NB: You have to unplug the esp8266 from the Arduino’s RX while flashing it.
This cross-Serial scheme came late though, so I had had to struggle with blinking LED debugging for a while. To debug in steps i listened to the input stream from the WiFi module, using Serial.find() to wait for keywords before progressing. Problem is that I want to listen for button presses even when this happens. The solution was to never use delay while also doing network, but to instead use the timeout on the Serial.find() to wait between button polling. This way no serial data can escape me.
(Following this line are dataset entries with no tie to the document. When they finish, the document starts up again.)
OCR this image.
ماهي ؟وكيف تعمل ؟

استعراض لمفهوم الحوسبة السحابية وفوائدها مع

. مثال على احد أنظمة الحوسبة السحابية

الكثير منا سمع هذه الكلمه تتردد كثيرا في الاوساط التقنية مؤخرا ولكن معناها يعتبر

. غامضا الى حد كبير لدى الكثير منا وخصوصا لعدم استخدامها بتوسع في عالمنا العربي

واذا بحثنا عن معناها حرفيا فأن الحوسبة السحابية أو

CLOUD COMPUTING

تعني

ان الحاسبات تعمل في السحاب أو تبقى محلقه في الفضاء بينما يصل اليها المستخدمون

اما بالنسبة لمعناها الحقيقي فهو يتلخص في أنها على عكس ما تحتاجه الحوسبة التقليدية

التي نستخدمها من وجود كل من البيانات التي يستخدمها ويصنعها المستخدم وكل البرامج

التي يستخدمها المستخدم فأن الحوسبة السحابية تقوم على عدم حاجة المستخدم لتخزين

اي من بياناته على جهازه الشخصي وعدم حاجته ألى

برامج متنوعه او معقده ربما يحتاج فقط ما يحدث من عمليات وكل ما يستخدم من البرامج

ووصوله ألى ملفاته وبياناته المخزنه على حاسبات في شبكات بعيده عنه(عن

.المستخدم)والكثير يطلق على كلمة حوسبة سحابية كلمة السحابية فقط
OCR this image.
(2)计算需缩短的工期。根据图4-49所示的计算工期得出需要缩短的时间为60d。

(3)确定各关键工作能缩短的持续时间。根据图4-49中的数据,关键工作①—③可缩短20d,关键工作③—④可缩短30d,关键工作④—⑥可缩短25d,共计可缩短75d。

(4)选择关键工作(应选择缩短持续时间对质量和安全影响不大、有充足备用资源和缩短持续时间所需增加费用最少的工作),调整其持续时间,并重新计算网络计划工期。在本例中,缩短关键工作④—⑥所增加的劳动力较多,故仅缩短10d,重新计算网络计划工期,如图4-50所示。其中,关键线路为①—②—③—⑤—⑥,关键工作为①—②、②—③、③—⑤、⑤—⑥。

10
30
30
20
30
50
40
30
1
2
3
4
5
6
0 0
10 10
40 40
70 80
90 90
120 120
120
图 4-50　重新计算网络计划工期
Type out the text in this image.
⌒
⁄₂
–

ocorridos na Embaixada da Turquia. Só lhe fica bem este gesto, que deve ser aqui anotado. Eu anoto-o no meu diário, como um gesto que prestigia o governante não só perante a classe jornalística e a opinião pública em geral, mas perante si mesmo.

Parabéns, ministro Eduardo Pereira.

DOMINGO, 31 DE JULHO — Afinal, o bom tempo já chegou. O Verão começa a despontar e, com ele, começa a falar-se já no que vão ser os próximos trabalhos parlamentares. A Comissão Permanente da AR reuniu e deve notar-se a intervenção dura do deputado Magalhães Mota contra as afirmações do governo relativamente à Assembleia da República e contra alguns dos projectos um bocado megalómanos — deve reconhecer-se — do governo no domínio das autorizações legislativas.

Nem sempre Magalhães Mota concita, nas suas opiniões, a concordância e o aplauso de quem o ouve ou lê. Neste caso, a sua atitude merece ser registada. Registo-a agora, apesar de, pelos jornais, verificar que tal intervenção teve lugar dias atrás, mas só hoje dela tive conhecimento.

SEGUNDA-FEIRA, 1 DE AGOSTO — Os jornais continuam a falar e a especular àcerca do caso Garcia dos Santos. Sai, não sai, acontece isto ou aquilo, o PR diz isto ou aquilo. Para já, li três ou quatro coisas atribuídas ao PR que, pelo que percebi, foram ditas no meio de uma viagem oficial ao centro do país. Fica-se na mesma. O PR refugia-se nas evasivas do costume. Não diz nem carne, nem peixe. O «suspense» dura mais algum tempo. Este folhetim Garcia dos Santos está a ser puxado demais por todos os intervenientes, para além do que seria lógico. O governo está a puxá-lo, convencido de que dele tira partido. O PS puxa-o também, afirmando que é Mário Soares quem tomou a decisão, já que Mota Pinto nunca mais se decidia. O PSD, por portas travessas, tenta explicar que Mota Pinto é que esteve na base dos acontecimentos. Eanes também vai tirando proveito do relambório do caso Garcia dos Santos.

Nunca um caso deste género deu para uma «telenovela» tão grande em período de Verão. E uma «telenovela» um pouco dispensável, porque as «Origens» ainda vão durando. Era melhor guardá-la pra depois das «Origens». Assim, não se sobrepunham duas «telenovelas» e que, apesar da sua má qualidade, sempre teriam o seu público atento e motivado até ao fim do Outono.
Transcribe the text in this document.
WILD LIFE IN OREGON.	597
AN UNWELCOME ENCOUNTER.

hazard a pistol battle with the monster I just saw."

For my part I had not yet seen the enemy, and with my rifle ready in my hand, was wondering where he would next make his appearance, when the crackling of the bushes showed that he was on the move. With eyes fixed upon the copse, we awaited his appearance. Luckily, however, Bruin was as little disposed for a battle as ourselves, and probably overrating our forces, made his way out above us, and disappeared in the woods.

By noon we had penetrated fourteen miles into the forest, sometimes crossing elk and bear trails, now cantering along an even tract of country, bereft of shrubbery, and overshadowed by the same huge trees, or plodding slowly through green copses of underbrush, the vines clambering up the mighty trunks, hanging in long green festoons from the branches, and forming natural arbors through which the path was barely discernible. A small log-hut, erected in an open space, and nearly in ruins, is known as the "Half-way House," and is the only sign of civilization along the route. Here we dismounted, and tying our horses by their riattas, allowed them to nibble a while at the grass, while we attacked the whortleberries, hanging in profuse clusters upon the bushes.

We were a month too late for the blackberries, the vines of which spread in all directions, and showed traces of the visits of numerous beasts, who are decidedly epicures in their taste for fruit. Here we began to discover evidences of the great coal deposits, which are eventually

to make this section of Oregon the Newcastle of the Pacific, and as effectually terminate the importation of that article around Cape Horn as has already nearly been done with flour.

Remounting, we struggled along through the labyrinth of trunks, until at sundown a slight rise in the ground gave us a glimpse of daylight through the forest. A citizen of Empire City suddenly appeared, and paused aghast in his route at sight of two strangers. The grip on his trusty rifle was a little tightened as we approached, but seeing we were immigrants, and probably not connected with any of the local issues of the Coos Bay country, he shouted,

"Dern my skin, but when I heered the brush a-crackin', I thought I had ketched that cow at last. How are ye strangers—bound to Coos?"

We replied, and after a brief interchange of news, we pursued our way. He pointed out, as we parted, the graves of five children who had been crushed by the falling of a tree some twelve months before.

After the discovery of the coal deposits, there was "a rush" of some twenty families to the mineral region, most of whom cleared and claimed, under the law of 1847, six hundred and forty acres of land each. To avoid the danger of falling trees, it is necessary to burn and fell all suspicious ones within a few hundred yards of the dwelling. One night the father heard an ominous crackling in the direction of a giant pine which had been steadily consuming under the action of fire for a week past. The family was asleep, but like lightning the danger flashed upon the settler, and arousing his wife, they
Listening all the time is quite important seeing as the buffer only is 64 bytes big. If I get more than that some data will be forever lost, causing Serial.find() to never get what its waiting for. Just like on the internet there is no EOF signal, so I have no way of knowing if the stream is done or more is on its way, making continuous listening all the more important.
The takeaway
Web debugging is not far from hardware debugging. Both are difficult when you’re used to having everything locally and accessible. Both involve restricted output, either by means of LEDs or heroku logs. Both also involve streams with no end of file signals. If you try reading past the end, you time out waiting for data that never comes. Therefore you have to specify content length. This makes the whole \r vs \n vs \r\n even worse. God knows if each newline is two bytes or one.